The key, according to Colley, is to know yourself and your spending habits.
"When you're talking about good credit, we're talking about getting additional access to more debt. And if that's something you can't handle to begin with, then, you know, for some people, the best option really is to just simply say, you know what, a credit card is not for me."
A good rule to follow is save first, then spend. Colley recommends having at least six months of living expenses in a savings account at all times. You should aim to save 20% of your gross income, she says, "so that if you are in a situation where you lose your job, you're not losing 100% of your salary."
Let the fear inspire you
When Schultz-Tarnopol started seeing the stock market dip in late February, she knew she was going to take a hit. She was laid off ... again. But unlike in 2008, she had another job to fall back on.
"I guess I always have this fear that if I lose one job, at least I have the other. Which is exactly what happened."
The decision to get a second job in 2018 was a way of boosting her income as her kids started college, but also as protection from the fear she had of putting too much power into the hands of one employer.
"It just made me feel lighter, knowing that I had a plan B. That I wasn't counting on one boss to stand up and do the right thing. At least if I have two different bosses, I have a much better chance of everything being OK."
Colley calls this "job diversification."
"How can you earn money on the side? Learning how to bring in income on your own can really help you if you were to lose your primary source of income."
About three and a half months after Schultz-Tarnopol lost her part-time job, she was re-hired.

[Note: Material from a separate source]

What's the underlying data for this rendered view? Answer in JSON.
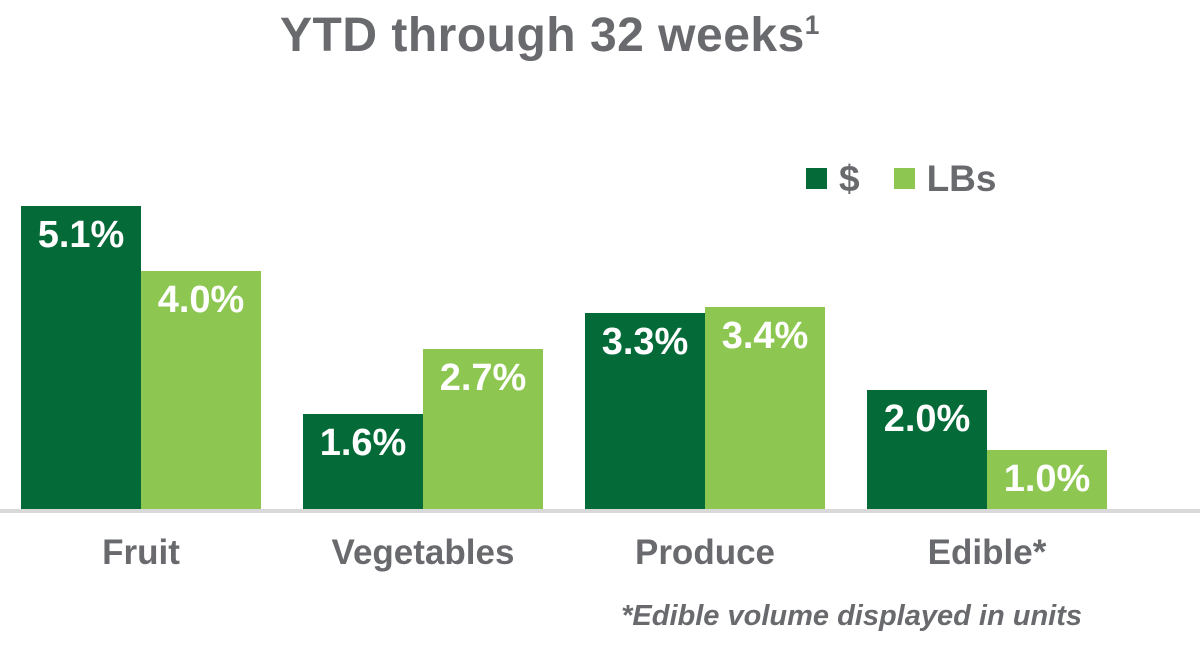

While the past few months have stretched her financially, she was barely rattled by the experience, especially when she compares it to what happened in 2008.
She attributes her newfound emotional strength to making sure she eats well, meditates, sleeps, and exercises. And her sense of self-awareness.
Before 2008, "I didn't know anything about what's going on in my world. I didn't get involved. I barely voted, but I expected everything to be happy and peaceful."
"This time around my eyes are wide open."